# Can you call yourself a pastry chef...



## anna w. (Nov 27, 2001)

Can you call yourself a pastry chef if you are self taught with no formal training? Just a subject a friend and I are debating. I am sure everyone has an opinion on this and I would like to hear it! Thanks!


----------



## svadhisthana (May 6, 2001)

Yes.


----------



## cape chef (Jul 31, 2000)

I think titles are over rated.
My grandfather was a baker for 70 years and did not give 
Rats butt what you called him, as long as you were happy and he made enough money to feed his family
You do not need to be a “Culinary Graduate” to call yourself a pastry chef.

My pastry chef has never gone to formal training for 1 or 2 years but has taken a # of short courses to keep him polished and up to date.

Is he a pastry chef? You bet he is

Don’t get to caught up in names and titles, they’ll end up biting your fanny
cc


----------



## w.debord (Mar 6, 2001)

Cape chef is right about titles but I'll place my opinion too. I call myself a pastry chef and I'm self taught. That's title of the position I apply for, the name on my card, what everyone refers to me as and what I do. 

You can be a certified pastry chef or a certified master pastry chef and then you can add those initcals to the end of your name (that's a more formal title like M.D.) and it signifies that you've been tested and meet a standard level of ability. 

Actually I'm not sure I have those titles correct (I'd need to reference them quickly) but they exist and are used.

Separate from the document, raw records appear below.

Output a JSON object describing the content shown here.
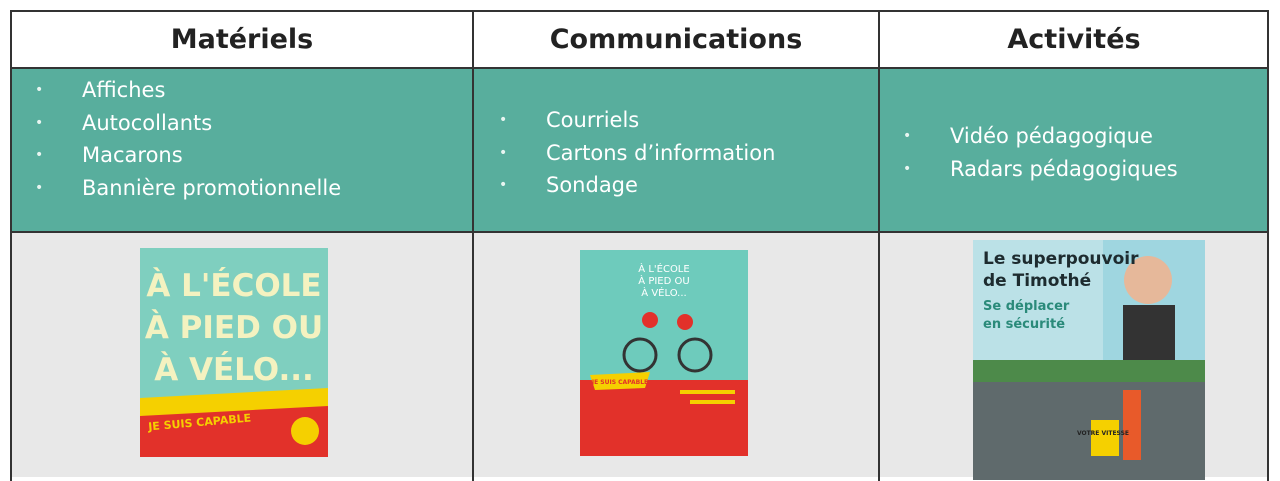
{
  "table": {
    "headers": [
      "Matériels",
      "Communications",
      "Activités"
    ],
    "lists": [
      [
        "Affiches",
        "Autocollants",
        "Macarons",
        "Bannière promotionnelle"
      ],
      [
        "Courriels",
        "Cartons d’information",
        "Sondage"
      ],
      [
        "Vidéo pédagogique",
        "Radars pédagogiques"
      ]
    ],
    "images": [
      {
        "lines": [
          "À L'ÉCOLE",
          "À PIED OU",
          "À VÉLO..."
        ],
        "badge": "JE SUIS CAPABLE"
      },
      {
        "lines": [
          "À L'ÉCOLE",
          "À PIED OU",
          "À VÉLO..."
        ],
        "badge": "JE SUIS CAPABLE"
      },
      {
        "lines": [
          "Le superpouvoir",
          "de Timothé"
        ],
        "sub": [
          "Se déplacer",
          "en sécurité"
        ],
        "badge": "VOTRE VITESSE"
      }
    ]
  }
}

I noticed a women in my area who likes to title herself 'executive pastry chef'. But in my opinion that title is reserved for pastry chefs with full staffs. Just like an executive chef often they are running such a large operations (like hotels) that they hardly cook food anymore (they run everything, teach, order, develop, etc...). Although if you've ever been an executive pastry chef and then choose to step down to a smaller facility I think they should keep their title executive pastry chef. So to me it symbolizes experience. But 'pastry chef' is someone paid to produce pastries (and you should be capable of making ANY pastries).

My two cents....


----------



## thebighat (Feb 21, 2001)

"Executive" is another of those leftover 90's buzzwords that sticks in my throat.
"I'm the executive associate pastry sous chef at a prestigious luxury hotel." What bs.

I think I remember reading that certified pastry cook is one level, certified working pastry chef is another, then certified executive pastry chef, and these all have to do with education level, and how many people you supervise. I'd consider being certified if it weren't so expensive. Last time I checked it was $175 bucks to join the ACF. Not gonna happen. I know you can be certified by them without joining, but another problem for me is that most of the places I've worked at over the years to verify my employment have gone out of bidness.


----------



## anna w. (Nov 27, 2001)

Thank you everyone! I concur. You helped make my argument. As I am self taught, I find that if I can do the job than I can call myself one !


----------



## kuan (Jun 11, 2001)

Bighat, you don't have to join the ACF to be certified. BTW, what's the whole deal these days with restaurant chefs who call themselves executive chefs? I chuckle everytime I hear that so and so is the executive chef at some restaurant.

Kuan


----------



## panini (Jul 28, 2001)

I personally feel any chef who has full responsibility for his or her outlet or operation including administrative, bottom line, P&R, all paperwork etc should carry the Exec. title. A working chef should carry production.
Being certified does not always reflect the position you currently have. A CWPC can work Exec. Pastry Chef, Food and Beverage Managers etc. I know.
Nothing wrong with titles! Most people work hard for them. Sometimes its the only reward besides the customers.
I somehow have gotten a jacket that reads Chef/Owner. I chuckle when people ask me about it, I tell them I own a stable of chefs. 
Just my 2 cents.
  :chef:  :smoking: :crazy:


----------